There is something rather unnerving about this teeny weeny little machine from Chillblast. It's not the matte black, brushed aluminium exterior with its heat-defying fins, and it's not the thin maw waiting expectantly for Blu-ray discs to consume. No, it's the complete lack of, well, anything when you press the on button.
There is a little light above the button, but this is either not plugged into the motherboard, or is one of those Hitchhiker's Guide to the Galaxy black lights that lights up black to let you know you've pressed it. There is only the faintly audible click of the optical drive checking itself for spinnables to let you know that the Vacuum Mini is actually operational.
Compared to the standard cacophonous roar that accompanies my usual PC startup routine, this makes for a wonderful change. Not even the PSU makes a sound as this li'l brick of a machine glides silently into Windows.

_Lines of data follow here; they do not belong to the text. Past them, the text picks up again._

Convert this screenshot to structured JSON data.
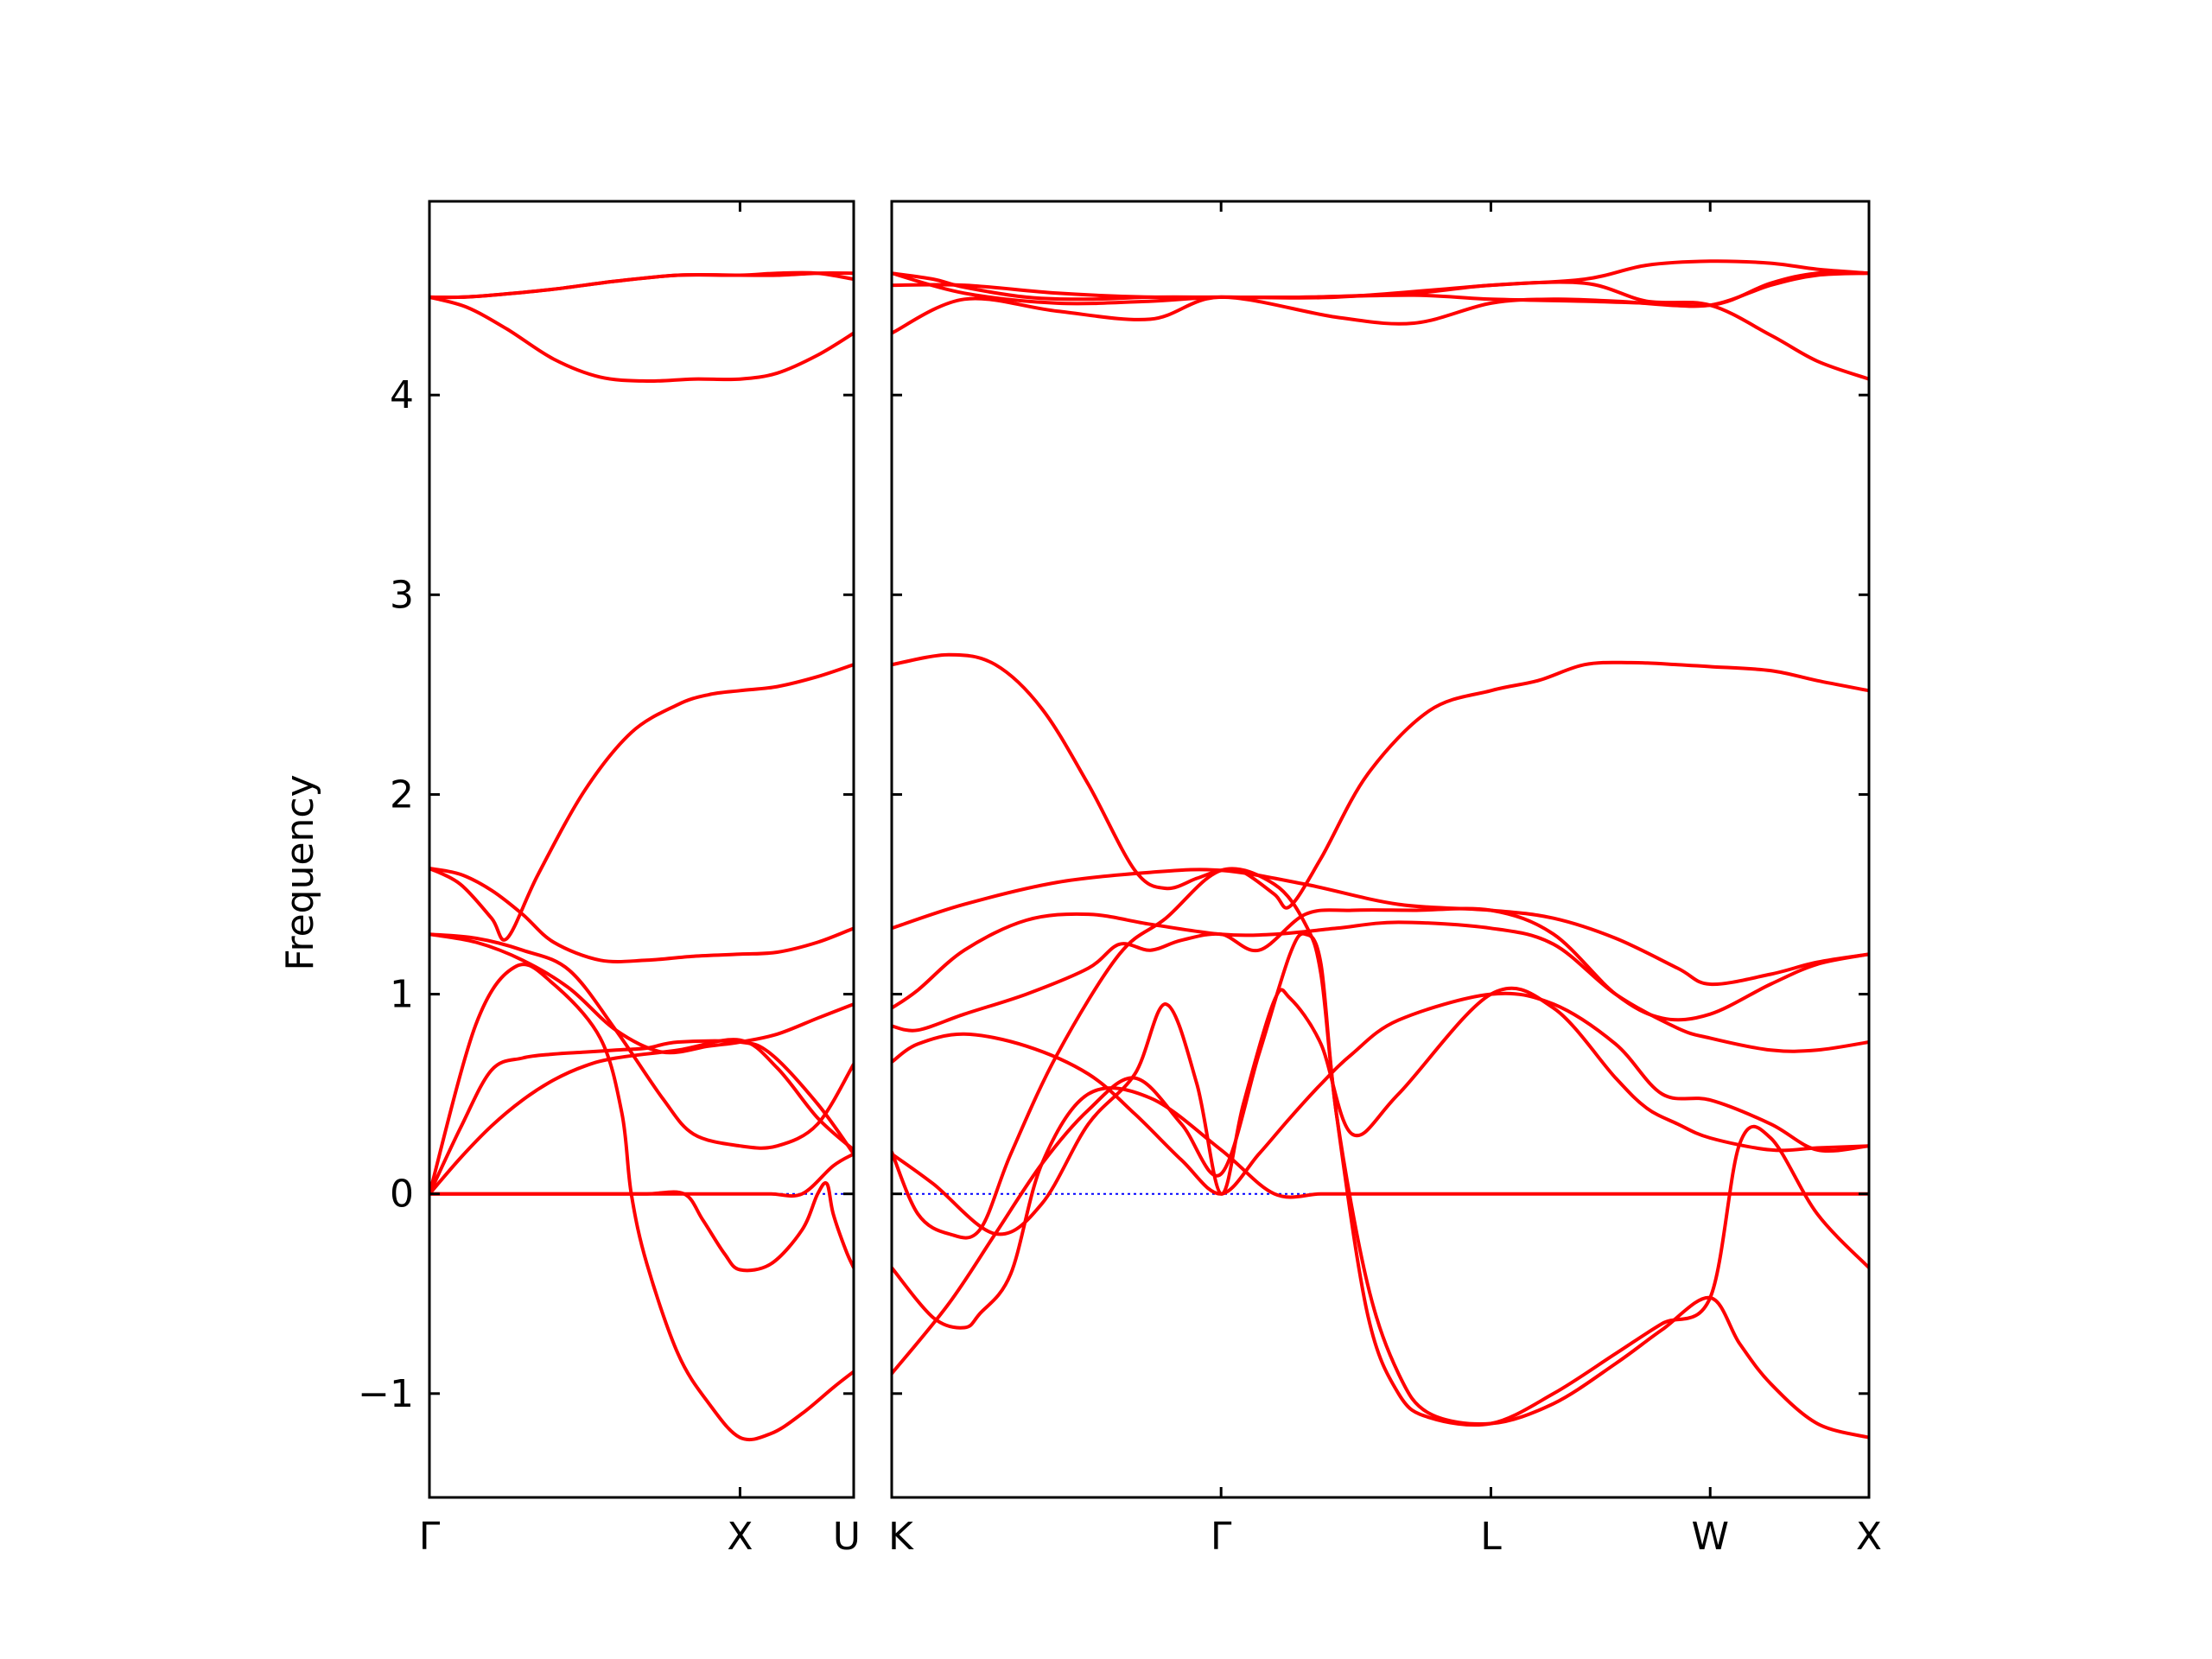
{
  "chart_data": {
    "type": "line",
    "title": "",
    "xlabel": "",
    "ylabel": "Frequency",
    "ylim": [
      -1.52,
      4.97
    ],
    "yticks": [
      -1,
      0,
      1,
      2,
      3,
      4
    ],
    "ytick_labels": [
      "−1",
      "0",
      "1",
      "2",
      "3",
      "4"
    ],
    "line_color": "#ff0000",
    "zero_line_color": "#0000ff",
    "panels": [
      {
        "xlim": [
          0,
          1.366
        ],
        "ticks": [
          0,
          1.0
        ],
        "tick_labels": [
          "Γ",
          "X"
        ],
        "end_label": "U",
        "series": [
          {
            "x": [
              0,
              0.1,
              0.2,
              0.4,
              0.6,
              0.8,
              1.0,
              1.12,
              1.25,
              1.366
            ],
            "y": [
              4.49,
              4.49,
              4.5,
              4.53,
              4.57,
              4.6,
              4.6,
              4.6,
              4.61,
              4.61
            ]
          },
          {
            "x": [
              0,
              0.1,
              0.2,
              0.4,
              0.6,
              0.8,
              1.0,
              1.12,
              1.25,
              1.366
            ],
            "y": [
              4.49,
              4.49,
              4.5,
              4.53,
              4.57,
              4.6,
              4.6,
              4.61,
              4.61,
              4.58
            ]
          },
          {
            "x": [
              0,
              0.12,
              0.25,
              0.4,
              0.55,
              0.7,
              0.85,
              1.0,
              1.12,
              1.25,
              1.366
            ],
            "y": [
              4.49,
              4.44,
              4.33,
              4.18,
              4.09,
              4.07,
              4.08,
              4.08,
              4.11,
              4.2,
              4.31
            ]
          },
          {
            "x": [
              0,
              0.1,
              0.2,
              0.25,
              0.35,
              0.5,
              0.65,
              0.8,
              0.9,
              1.0,
              1.12,
              1.25,
              1.366
            ],
            "y": [
              1.63,
              1.55,
              1.38,
              1.28,
              1.6,
              2.02,
              2.31,
              2.45,
              2.5,
              2.52,
              2.54,
              2.59,
              2.65
            ]
          },
          {
            "x": [
              0,
              0.1,
              0.2,
              0.3,
              0.4,
              0.55,
              0.7,
              0.85,
              1.0,
              1.12,
              1.25,
              1.366
            ],
            "y": [
              1.63,
              1.6,
              1.52,
              1.4,
              1.26,
              1.17,
              1.17,
              1.19,
              1.2,
              1.21,
              1.26,
              1.33
            ]
          },
          {
            "x": [
              0,
              0.15,
              0.3,
              0.45,
              0.6,
              0.75,
              0.85,
              1.0,
              1.12,
              1.25,
              1.366
            ],
            "y": [
              1.3,
              1.28,
              1.22,
              1.12,
              0.82,
              0.48,
              0.3,
              0.24,
              0.24,
              0.35,
              0.65
            ]
          },
          {
            "x": [
              0,
              0.15,
              0.3,
              0.45,
              0.6,
              0.75,
              0.9,
              1.0,
              1.12,
              1.25,
              1.366
            ],
            "y": [
              1.3,
              1.26,
              1.17,
              1.03,
              0.82,
              0.71,
              0.74,
              0.76,
              0.8,
              0.88,
              0.95
            ]
          },
          {
            "x": [
              0,
              0.1,
              0.2,
              0.3,
              0.4,
              0.5,
              0.6,
              0.7,
              0.8,
              1.0,
              1.1,
              1.25,
              1.366
            ],
            "y": [
              0,
              0.33,
              0.62,
              0.68,
              0.7,
              0.71,
              0.72,
              0.73,
              0.76,
              0.76,
              0.7,
              0.45,
              0.2
            ]
          },
          {
            "x": [
              0,
              0.1,
              0.2,
              0.3,
              0.4,
              0.5,
              0.6,
              0.8,
              1.0,
              1.12,
              1.25,
              1.366
            ],
            "y": [
              0,
              0.18,
              0.34,
              0.47,
              0.57,
              0.64,
              0.68,
              0.72,
              0.77,
              0.63,
              0.38,
              0.22
            ]
          },
          {
            "x": [
              0,
              0.15,
              0.28,
              0.4,
              0.55,
              0.62,
              0.65,
              0.7,
              0.8,
              0.9,
              1.0,
              1.1,
              1.2,
              1.3,
              1.366
            ],
            "y": [
              0,
              0.85,
              1.14,
              1.05,
              0.78,
              0.4,
              0,
              -0.35,
              -0.8,
              -1.05,
              -1.22,
              -1.2,
              -1.1,
              -0.97,
              -0.89
            ]
          },
          {
            "x": [
              0,
              0.55,
              0.7,
              0.82,
              0.88,
              0.95,
              1.0,
              1.1,
              1.2,
              1.25,
              1.28,
              1.3,
              1.34,
              1.366
            ],
            "y": [
              0,
              0,
              0,
              0,
              -0.13,
              -0.3,
              -0.38,
              -0.35,
              -0.18,
              0,
              0.05,
              -0.1,
              -0.28,
              -0.37
            ]
          },
          {
            "x": [
              0,
              0.4,
              0.8,
              1.0,
              1.1,
              1.2,
              1.3,
              1.366
            ],
            "y": [
              0,
              0,
              0,
              0,
              0,
              0,
              0.14,
              0.2
            ]
          }
        ]
      },
      {
        "xlim": [
          1.366,
          4.517
        ],
        "ticks": [
          1.366,
          2.428,
          3.298,
          4.005,
          4.517
        ],
        "tick_labels": [
          "K",
          "Γ",
          "L",
          "W",
          "X"
        ],
        "series": [
          {
            "x": [
              1.366,
              1.6,
              1.9,
              2.2,
              2.428,
              2.8,
              3.05,
              3.298,
              3.5,
              3.7,
              4.005,
              4.2,
              4.35,
              4.517
            ],
            "y": [
              4.31,
              4.48,
              4.42,
              4.38,
              4.49,
              4.39,
              4.36,
              4.46,
              4.48,
              4.47,
              4.45,
              4.56,
              4.61,
              4.61
            ]
          },
          {
            "x": [
              1.366,
              1.6,
              1.9,
              2.2,
              2.428,
              2.7,
              3.05,
              3.298,
              3.6,
              3.8,
              4.005,
              4.2,
              4.35,
              4.517
            ],
            "y": [
              4.55,
              4.55,
              4.51,
              4.49,
              4.49,
              4.49,
              4.51,
              4.55,
              4.56,
              4.47,
              4.45,
              4.3,
              4.17,
              4.08
            ]
          },
          {
            "x": [
              1.366,
              1.6,
              1.9,
              2.2,
              2.428,
              2.8,
              3.298,
              3.6,
              3.8,
              4.005,
              4.2,
              4.35,
              4.517
            ],
            "y": [
              4.61,
              4.51,
              4.46,
              4.47,
              4.49,
              4.49,
              4.55,
              4.58,
              4.65,
              4.67,
              4.66,
              4.63,
              4.61
            ]
          },
          {
            "x": [
              1.366,
              1.5,
              1.6,
              1.8,
              2.0,
              2.2,
              2.428,
              2.7,
              3.05,
              3.298,
              3.6,
              3.8,
              4.005,
              4.2,
              4.35,
              4.517
            ],
            "y": [
              4.61,
              4.58,
              4.54,
              4.49,
              4.48,
              4.49,
              4.49,
              4.49,
              4.5,
              4.48,
              4.47,
              4.46,
              4.45,
              4.55,
              4.6,
              4.61
            ]
          },
          {
            "x": [
              1.366,
              1.55,
              1.7,
              1.85,
              2.0,
              2.15,
              2.25,
              2.35,
              2.428,
              2.5,
              2.6,
              2.65,
              2.75,
              2.9,
              3.1,
              3.298,
              3.45,
              3.6,
              3.75,
              3.9,
              4.005,
              4.2,
              4.35,
              4.517
            ],
            "y": [
              2.65,
              2.7,
              2.65,
              2.43,
              2.05,
              1.62,
              1.53,
              1.58,
              1.62,
              1.61,
              1.5,
              1.44,
              1.68,
              2.1,
              2.42,
              2.52,
              2.57,
              2.65,
              2.66,
              2.65,
              2.64,
              2.62,
              2.57,
              2.52
            ]
          },
          {
            "x": [
              1.366,
              1.6,
              1.9,
              2.2,
              2.428,
              2.7,
              3.0,
              3.298,
              3.5,
              3.7,
              3.9,
              4.005,
              4.2,
              4.35,
              4.517
            ],
            "y": [
              1.33,
              1.45,
              1.56,
              1.61,
              1.62,
              1.55,
              1.45,
              1.42,
              1.38,
              1.28,
              1.13,
              1.05,
              1.1,
              1.16,
              1.2
            ]
          },
          {
            "x": [
              1.366,
              1.45,
              1.6,
              1.8,
              2.0,
              2.2,
              2.428,
              2.6,
              2.8,
              3.0,
              3.298,
              3.5,
              3.7,
              3.9,
              4.005,
              4.2,
              4.35,
              4.517
            ],
            "y": [
              0.93,
              1.02,
              1.22,
              1.37,
              1.4,
              1.35,
              1.3,
              1.3,
              1.33,
              1.36,
              1.33,
              1.25,
              1.0,
              0.83,
              0.78,
              0.72,
              0.72,
              0.76
            ]
          },
          {
            "x": [
              1.366,
              1.45,
              1.6,
              1.8,
              2.0,
              2.1,
              2.2,
              2.3,
              2.428,
              2.55,
              2.7,
              2.85,
              3.05,
              3.298,
              3.5,
              3.7,
              3.85,
              4.005,
              4.2,
              4.35,
              4.517
            ],
            "y": [
              0.84,
              0.82,
              0.9,
              1.0,
              1.13,
              1.25,
              1.22,
              1.27,
              1.3,
              1.22,
              1.4,
              1.42,
              1.42,
              1.42,
              1.3,
              1.0,
              0.88,
              0.9,
              1.05,
              1.15,
              1.2
            ]
          },
          {
            "x": [
              1.366,
              1.45,
              1.6,
              1.8,
              2.0,
              2.15,
              2.3,
              2.428,
              2.55,
              2.65,
              2.75,
              2.85,
              3.0,
              3.298,
              3.5,
              3.7,
              3.85,
              4.005,
              4.2,
              4.35,
              4.517
            ],
            "y": [
              0.66,
              0.75,
              0.8,
              0.74,
              0.6,
              0.4,
              0.17,
              0,
              0.2,
              0.38,
              0.55,
              0.7,
              0.87,
              1.0,
              0.95,
              0.75,
              0.5,
              0.47,
              0.35,
              0.22,
              0.24
            ]
          },
          {
            "x": [
              1.366,
              1.5,
              1.7,
              1.85,
              2.0,
              2.15,
              2.25,
              2.35,
              2.428,
              2.5,
              2.6,
              2.65,
              2.75,
              2.85,
              3.0,
              3.298,
              3.5,
              3.7,
              3.8,
              3.9,
              4.005,
              4.2,
              4.35,
              4.517
            ],
            "y": [
              0.2,
              0.05,
              -0.2,
              -0.05,
              0.35,
              0.6,
              0.95,
              0.55,
              0,
              0.45,
              0.97,
              0.98,
              0.75,
              0.3,
              0.5,
              1.0,
              0.93,
              0.58,
              0.43,
              0.35,
              0.28,
              0.22,
              0.23,
              0.24
            ]
          },
          {
            "x": [
              1.366,
              1.45,
              1.55,
              1.65,
              1.75,
              1.9,
              2.1,
              2.25,
              2.428,
              2.6,
              2.7,
              2.75,
              2.8,
              2.9,
              3.0,
              3.1,
              3.298,
              3.5,
              3.7,
              3.85,
              4.005,
              4.1,
              4.2,
              4.35,
              4.517
            ],
            "y": [
              0.21,
              -0.1,
              -0.2,
              -0.18,
              0.2,
              0.7,
              1.2,
              1.38,
              1.62,
              1.55,
              1.35,
              1.1,
              0.4,
              -0.6,
              -1.0,
              -1.12,
              -1.15,
              -1.0,
              -0.8,
              -0.65,
              -0.52,
              0.25,
              0.28,
              -0.1,
              -0.37
            ]
          },
          {
            "x": [
              1.366,
              1.55,
              1.7,
              1.85,
              2.0,
              2.15,
              2.3,
              2.428,
              2.55,
              2.65,
              2.7,
              2.75,
              2.8,
              2.9,
              3.0,
              3.1,
              3.298,
              3.5,
              3.7,
              3.85,
              4.005,
              4.1,
              4.2,
              4.35,
              4.517
            ],
            "y": [
              -0.9,
              -0.55,
              -0.2,
              0.15,
              0.42,
              0.58,
              0.35,
              0.1,
              0.7,
              1.2,
              1.3,
              1.15,
              0.4,
              -0.45,
              -0.9,
              -1.1,
              -1.15,
              -1.05,
              -0.85,
              -0.68,
              -0.52,
              -0.75,
              -0.95,
              -1.15,
              -1.22
            ]
          },
          {
            "x": [
              1.366,
              1.5,
              1.6,
              1.65,
              1.75,
              1.85,
              2.0,
              2.2,
              2.428,
              2.6,
              2.75,
              2.9,
              3.05,
              3.298,
              3.5,
              3.7,
              3.9,
              4.005,
              4.2,
              4.35,
              4.517
            ],
            "y": [
              -0.37,
              -0.62,
              -0.67,
              -0.6,
              -0.4,
              0.15,
              0.5,
              0.48,
              0.22,
              0,
              0,
              0,
              0,
              0,
              0,
              0,
              0,
              0,
              0,
              0,
              0
            ]
          }
        ]
      }
    ]
  }
}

So yeah, it's silent, hopefully that point has been hammered home by now, but the other impressive thing is the amount of power that's been squeezed into this wee PC.
This is a full Ivy Bridge machine, with a H77 motherboard and quad-core Intel i5 CPU churning away inside, generally at over 3GHz. That's not where the impressive specs cease either, with a full-fat 8GB of DDR3 memory (admittedly running at the relatively lowly speed of 1,333MHz), Blu-ray/DVD RW combo drive, 240GB SATA 6Gbps solid state drive and a Freeview HD dual-tuner all crammed inside.
The only slight twinge of disappointment emanating from my geek gland comes from the lack of graphical power. Chillblast has opted to fill the PCIe slot with the TV tuner for full media centre credentials where a low profile GPU could have been squeezed instead.
Realistically though, the cramped insides and lack of airflow would do bad things to most graphics cards, so we can't fault Chillblast for that. So we have to make do with integrated processor graphics, and all the talk pre-release was about how much of an improvement Ivy Bridge graphics were over its Sandy predecessors.
Sadly though, the i5 3450S CPU only comes with the weak HD 2500 graphics. That means just six execution units/graphics cores compared with the 16 of the full HD 4000 graphics parts used in a few Ivy Bridge chips.
But this is no mini gaming PC. This is a bespoke Chillblast build designed to be the ultimate silent media box, so the lack of 3D prowess can be forgiven. The Fusion Vacuum Mini is still more than capable of delivering HD playback down your eye-tubes, and with a wireless N card in there it can also do it sans cabling.
The big sticking point for us is the price. At £1,000 this may be every inch the luxury box for your high-end lounge media setup, but it's still an incredibly expensive media PC. If you've spent a fortune on your speaker wires and golden HDMI cabling, then you'll probably pay the premium for a totally silent PC to complement the setup. If not, the price will seem seriously excessive.